Please. If you’re an advocacy group, why not just admit it?

 

 

Greenpeace Koch Industries Campaign Didn’t Gain Traction

There was a Greenpeace protest campaign against Koch Industries earlier this year. The campaign rose quickly and then fell just about as quickly. The whole flap was over so fast I didn’t get much of a chance to follow it.

Why didn’t this one gain as much traction as other anti-corporate campaigns Greenpeace initiates?

Simple.

Koch Industries is not a well-known brand name. The average person can’t relate to it, and therefore can’t lock in on it. Greenpeace had little to leverage or “extort” in that campaign. In this case, their standard approach of “rhetorical terrorism” didn’t get a chance to take hold.

I was surprised Greenpeace even took this one on. Initiating such a campaign violates their practice of concentrating on brand names that the general public knows. This was a bush-league mistake on Greenpeace’s part.

It will be interesting to see if they take this approach again.

People Who Live in Glass Houses . . .

On February 17, 2010, there was an article posted on a Greenpeace sponsored Web site named PolluterWatch.com. The article, “Polluters Charles and David Koch don’t deny it: they fund front groups to deny climate science,” dealt with Greenpeace’s ongoing battle with Koch Industries over the company’s reported financing of various research organizations who, according to Greenpeace, “deny” climate change and “obfuscate the truth about climate science.”
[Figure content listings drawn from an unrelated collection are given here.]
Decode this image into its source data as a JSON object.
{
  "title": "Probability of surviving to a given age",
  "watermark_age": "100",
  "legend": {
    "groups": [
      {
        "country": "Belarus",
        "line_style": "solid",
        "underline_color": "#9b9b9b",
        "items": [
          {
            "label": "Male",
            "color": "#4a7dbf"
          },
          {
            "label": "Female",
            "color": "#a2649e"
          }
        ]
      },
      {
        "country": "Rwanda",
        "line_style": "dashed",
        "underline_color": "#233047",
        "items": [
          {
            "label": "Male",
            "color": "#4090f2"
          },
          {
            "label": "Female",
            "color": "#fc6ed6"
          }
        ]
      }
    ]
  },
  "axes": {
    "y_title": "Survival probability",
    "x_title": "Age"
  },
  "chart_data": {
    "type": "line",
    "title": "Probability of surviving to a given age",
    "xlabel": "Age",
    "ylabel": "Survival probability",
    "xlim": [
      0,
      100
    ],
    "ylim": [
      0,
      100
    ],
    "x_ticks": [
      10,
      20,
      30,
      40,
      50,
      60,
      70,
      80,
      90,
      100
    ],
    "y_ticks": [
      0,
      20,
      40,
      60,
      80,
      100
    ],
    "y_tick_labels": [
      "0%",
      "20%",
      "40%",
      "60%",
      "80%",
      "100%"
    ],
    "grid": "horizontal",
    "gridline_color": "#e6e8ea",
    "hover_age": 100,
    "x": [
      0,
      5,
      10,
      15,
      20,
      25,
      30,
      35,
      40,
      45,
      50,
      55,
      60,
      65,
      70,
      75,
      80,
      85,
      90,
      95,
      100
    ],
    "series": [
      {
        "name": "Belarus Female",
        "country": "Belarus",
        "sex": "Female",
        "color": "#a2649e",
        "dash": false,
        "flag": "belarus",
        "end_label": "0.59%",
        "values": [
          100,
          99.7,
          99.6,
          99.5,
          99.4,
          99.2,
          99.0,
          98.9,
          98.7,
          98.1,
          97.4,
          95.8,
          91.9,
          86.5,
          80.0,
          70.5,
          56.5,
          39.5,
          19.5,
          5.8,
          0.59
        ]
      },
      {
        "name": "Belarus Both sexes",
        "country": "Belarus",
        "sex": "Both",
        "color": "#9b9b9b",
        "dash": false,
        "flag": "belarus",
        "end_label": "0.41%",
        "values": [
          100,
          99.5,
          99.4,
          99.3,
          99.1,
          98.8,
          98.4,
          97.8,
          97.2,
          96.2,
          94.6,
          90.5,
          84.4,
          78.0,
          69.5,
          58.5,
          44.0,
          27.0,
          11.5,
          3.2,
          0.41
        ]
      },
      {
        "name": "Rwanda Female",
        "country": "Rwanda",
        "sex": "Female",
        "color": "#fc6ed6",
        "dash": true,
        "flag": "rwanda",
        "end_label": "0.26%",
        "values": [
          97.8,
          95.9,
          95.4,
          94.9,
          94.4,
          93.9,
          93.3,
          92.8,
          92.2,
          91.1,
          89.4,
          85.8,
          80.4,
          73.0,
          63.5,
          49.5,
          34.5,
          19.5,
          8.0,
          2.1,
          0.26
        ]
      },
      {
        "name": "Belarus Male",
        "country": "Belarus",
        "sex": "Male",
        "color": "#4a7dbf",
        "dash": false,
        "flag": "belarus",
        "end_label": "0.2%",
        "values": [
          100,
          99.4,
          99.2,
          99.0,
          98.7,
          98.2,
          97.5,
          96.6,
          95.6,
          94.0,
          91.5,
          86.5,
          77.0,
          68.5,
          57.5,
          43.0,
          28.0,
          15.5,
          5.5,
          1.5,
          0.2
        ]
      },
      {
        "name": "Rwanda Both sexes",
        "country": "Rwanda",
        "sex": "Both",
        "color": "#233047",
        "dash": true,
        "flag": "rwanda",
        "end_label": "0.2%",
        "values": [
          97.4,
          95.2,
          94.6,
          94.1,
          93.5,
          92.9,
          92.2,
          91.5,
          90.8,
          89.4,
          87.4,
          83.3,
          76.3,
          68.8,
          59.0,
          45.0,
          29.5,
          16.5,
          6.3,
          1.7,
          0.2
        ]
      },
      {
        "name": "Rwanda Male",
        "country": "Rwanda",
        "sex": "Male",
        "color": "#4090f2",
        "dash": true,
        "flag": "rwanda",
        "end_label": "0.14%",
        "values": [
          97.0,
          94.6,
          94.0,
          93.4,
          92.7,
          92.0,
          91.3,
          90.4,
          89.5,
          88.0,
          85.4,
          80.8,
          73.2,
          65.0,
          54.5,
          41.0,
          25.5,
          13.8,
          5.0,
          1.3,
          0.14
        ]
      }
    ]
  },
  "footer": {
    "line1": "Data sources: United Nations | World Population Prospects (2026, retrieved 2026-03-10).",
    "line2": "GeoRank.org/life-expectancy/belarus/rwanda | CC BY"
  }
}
Well, I don’t want to insert myself into the battle over climate change and who or what causes it. I don’t have the scientific background or the technical qualifications to represent myself properly in that fight. But in that fight, I’m of the opinion that Greenpeace, and many other environmental NGOs, don’t have the background or qualifications to make a proper argument. I say that because in my research on these organizations, I’ve noticed that many of them periodically take great liberties with how they present information, and thus represent “truth.” It is into that fight that I want to insert myself because I have the background and the qualifications to represent myself in this “battle for meaning,” and how semantics is used as a weapon in that battle. My qualifications are strong here. In fact, I’ve written a book about that battle.

In my analyses of how various NGOs conduct this battle for meaning, I’ve noticed that Greenpeace, among others, is often “semantically-challenged” and this post on PolluterWatch.com represents at least one example of these challenges with which they deal.